Reefs, drift-ice, wind and sea—and over all the fog: thick, wide-spread, persistent, swift in coming, mysterious in movement; it compounds the dangers. It blinds men—they curse it, while they grope along: a desperate business, indeed, thus to run by guess where positive knowledge of the way merely mitigates the peril. There are days when the fog lies like a thick blanket on the face of the sea, hiding the head-sails from the man at the wheel; it is night on deck, and broad day—with the sun in a blue sky—at the masthead; the schooners are sometimes steered by a man aloft. The Always Loaded, sixty tons and bound home with a cargo that did honour to her name, struck one of the outlying islands so suddenly, so violently, that the lookout in the bow, who had been peering into the mist, was pitched headlong into the surf. The Daughter, running blind with a fair, light wind—she had been lost for a day—ran full tilt into a cliff; the men ran forward from the soggy gloom of the after-deck into—bright sunshine at the bow! It is the fog that wrecks ships.
“Oh, I runned her ashore,” says the castaway skipper. “Thick? Why, sure, ’twas thick!”

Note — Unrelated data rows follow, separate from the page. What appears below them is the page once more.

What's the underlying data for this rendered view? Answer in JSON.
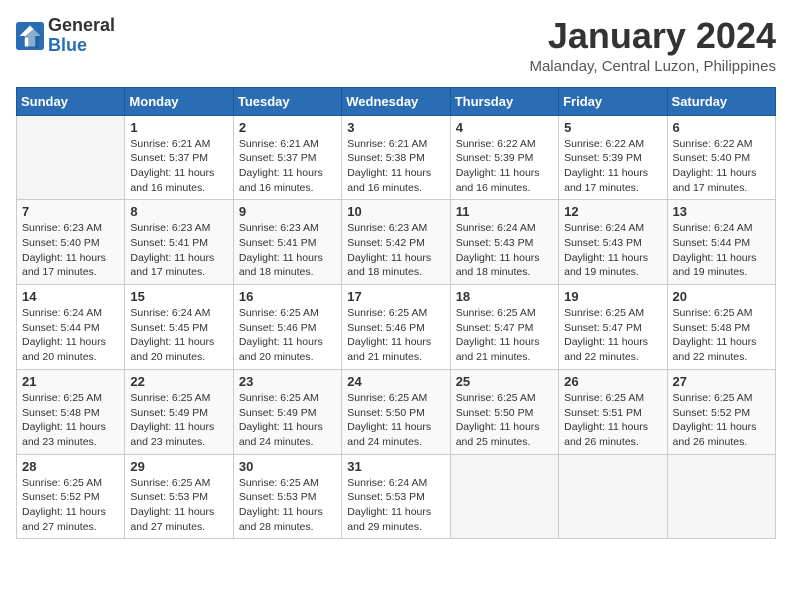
{
  "header": {
    "logo_general": "General",
    "logo_blue": "Blue",
    "title": "January 2024",
    "subtitle": "Malanday, Central Luzon, Philippines"
  },
  "weekdays": [
    "Sunday",
    "Monday",
    "Tuesday",
    "Wednesday",
    "Thursday",
    "Friday",
    "Saturday"
  ],
  "weeks": [
    [
      {
        "day": "",
        "info": ""
      },
      {
        "day": "1",
        "info": "Sunrise: 6:21 AM\nSunset: 5:37 PM\nDaylight: 11 hours\nand 16 minutes."
      },
      {
        "day": "2",
        "info": "Sunrise: 6:21 AM\nSunset: 5:37 PM\nDaylight: 11 hours\nand 16 minutes."
      },
      {
        "day": "3",
        "info": "Sunrise: 6:21 AM\nSunset: 5:38 PM\nDaylight: 11 hours\nand 16 minutes."
      },
      {
        "day": "4",
        "info": "Sunrise: 6:22 AM\nSunset: 5:39 PM\nDaylight: 11 hours\nand 16 minutes."
      },
      {
        "day": "5",
        "info": "Sunrise: 6:22 AM\nSunset: 5:39 PM\nDaylight: 11 hours\nand 17 minutes."
      },
      {
        "day": "6",
        "info": "Sunrise: 6:22 AM\nSunset: 5:40 PM\nDaylight: 11 hours\nand 17 minutes."
      }
    ],
    [
      {
        "day": "7",
        "info": "Sunrise: 6:23 AM\nSunset: 5:40 PM\nDaylight: 11 hours\nand 17 minutes."
      },
      {
        "day": "8",
        "info": "Sunrise: 6:23 AM\nSunset: 5:41 PM\nDaylight: 11 hours\nand 17 minutes."
      },
      {
        "day": "9",
        "info": "Sunrise: 6:23 AM\nSunset: 5:41 PM\nDaylight: 11 hours\nand 18 minutes."
      },
      {
        "day": "10",
        "info": "Sunrise: 6:23 AM\nSunset: 5:42 PM\nDaylight: 11 hours\nand 18 minutes."
      },
      {
        "day": "11",
        "info": "Sunrise: 6:24 AM\nSunset: 5:43 PM\nDaylight: 11 hours\nand 18 minutes."
      },
      {
        "day": "12",
        "info": "Sunrise: 6:24 AM\nSunset: 5:43 PM\nDaylight: 11 hours\nand 19 minutes."
      },
      {
        "day": "13",
        "info": "Sunrise: 6:24 AM\nSunset: 5:44 PM\nDaylight: 11 hours\nand 19 minutes."
      }
    ],
    [
      {
        "day": "14",
        "info": "Sunrise: 6:24 AM\nSunset: 5:44 PM\nDaylight: 11 hours\nand 20 minutes."
      },
      {
        "day": "15",
        "info": "Sunrise: 6:24 AM\nSunset: 5:45 PM\nDaylight: 11 hours\nand 20 minutes."
      },
      {
        "day": "16",
        "info": "Sunrise: 6:25 AM\nSunset: 5:46 PM\nDaylight: 11 hours\nand 20 minutes."
      },
      {
        "day": "17",
        "info": "Sunrise: 6:25 AM\nSunset: 5:46 PM\nDaylight: 11 hours\nand 21 minutes."
      },
      {
        "day": "18",
        "info": "Sunrise: 6:25 AM\nSunset: 5:47 PM\nDaylight: 11 hours\nand 21 minutes."
      },
      {
        "day": "19",
        "info": "Sunrise: 6:25 AM\nSunset: 5:47 PM\nDaylight: 11 hours\nand 22 minutes."
      },
      {
        "day": "20",
        "info": "Sunrise: 6:25 AM\nSunset: 5:48 PM\nDaylight: 11 hours\nand 22 minutes."
      }
    ],
    [
      {
        "day": "21",
        "info": "Sunrise: 6:25 AM\nSunset: 5:48 PM\nDaylight: 11 hours\nand 23 minutes."
      },
      {
        "day": "22",
        "info": "Sunrise: 6:25 AM\nSunset: 5:49 PM\nDaylight: 11 hours\nand 23 minutes."
      },
      {
        "day": "23",
        "info": "Sunrise: 6:25 AM\nSunset: 5:49 PM\nDaylight: 11 hours\nand 24 minutes."
      },
      {
        "day": "24",
        "info": "Sunrise: 6:25 AM\nSunset: 5:50 PM\nDaylight: 11 hours\nand 24 minutes."
      },
      {
        "day": "25",
        "info": "Sunrise: 6:25 AM\nSunset: 5:50 PM\nDaylight: 11 hours\nand 25 minutes."
      },
      {
        "day": "26",
        "info": "Sunrise: 6:25 AM\nSunset: 5:51 PM\nDaylight: 11 hours\nand 26 minutes."
      },
      {
        "day": "27",
        "info": "Sunrise: 6:25 AM\nSunset: 5:52 PM\nDaylight: 11 hours\nand 26 minutes."
      }
    ],
    [
      {
        "day": "28",
        "info": "Sunrise: 6:25 AM\nSunset: 5:52 PM\nDaylight: 11 hours\nand 27 minutes."
      },
      {
        "day": "29",
        "info": "Sunrise: 6:25 AM\nSunset: 5:53 PM\nDaylight: 11 hours\nand 27 minutes."
      },
      {
        "day": "30",
        "info": "Sunrise: 6:25 AM\nSunset: 5:53 PM\nDaylight: 11 hours\nand 28 minutes."
      },
      {
        "day": "31",
        "info": "Sunrise: 6:24 AM\nSunset: 5:53 PM\nDaylight: 11 hours\nand 29 minutes."
      },
      {
        "day": "",
        "info": ""
      },
      {
        "day": "",
        "info": ""
      },
      {
        "day": "",
        "info": ""
      }
    ]
  ]
}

So the men who sail that coast hate fog, fear it, avoid it when they can, which is seldom; they are not afraid of wind and sea, but there are times when they shake in their sea-boots, if the black fog catches them out of harbour.
[1] A “tickle” is a narrow passage to a harbour or between two islands.
[III—SHIPS in PERIL]
It is to be remarked that a wreck on the Labrador coast excites no wide surprise. Never a season passes but some craft are cast away. But that is merely the fortune of sailing those waters—a fortune which the mission-doctor accepts with a glad heart: it provides him with an interesting succession of adventures; life is not tame. Most men—I hesitate to say all—have been wrecked; every man, woman, and child who has sailed the Labrador has narrowly escaped, at least. And the fashion of that escape is sometimes almost incredible.
The schooner All’s Well (which is a fictitious name) was helpless in the wind and sea and whirling snow of a great blizzard. At dusk she was driven inshore—no man knew where. Strange cliffs loomed in the snow ahead; breakers—they were within stone’s throw—flashed and thundered to port and starboard; the ship was driving swiftly into the surf. When she was fairly upon the rocks, Skipper John, then a hand aboard (it was he who told me the story), ran below and tumbled into his bunk, believing it to be the better place to drown in.
“Well, lads,” said he to the men in the forecastle, “we got t’ go this time. ’Tis no use goin’ on deck.”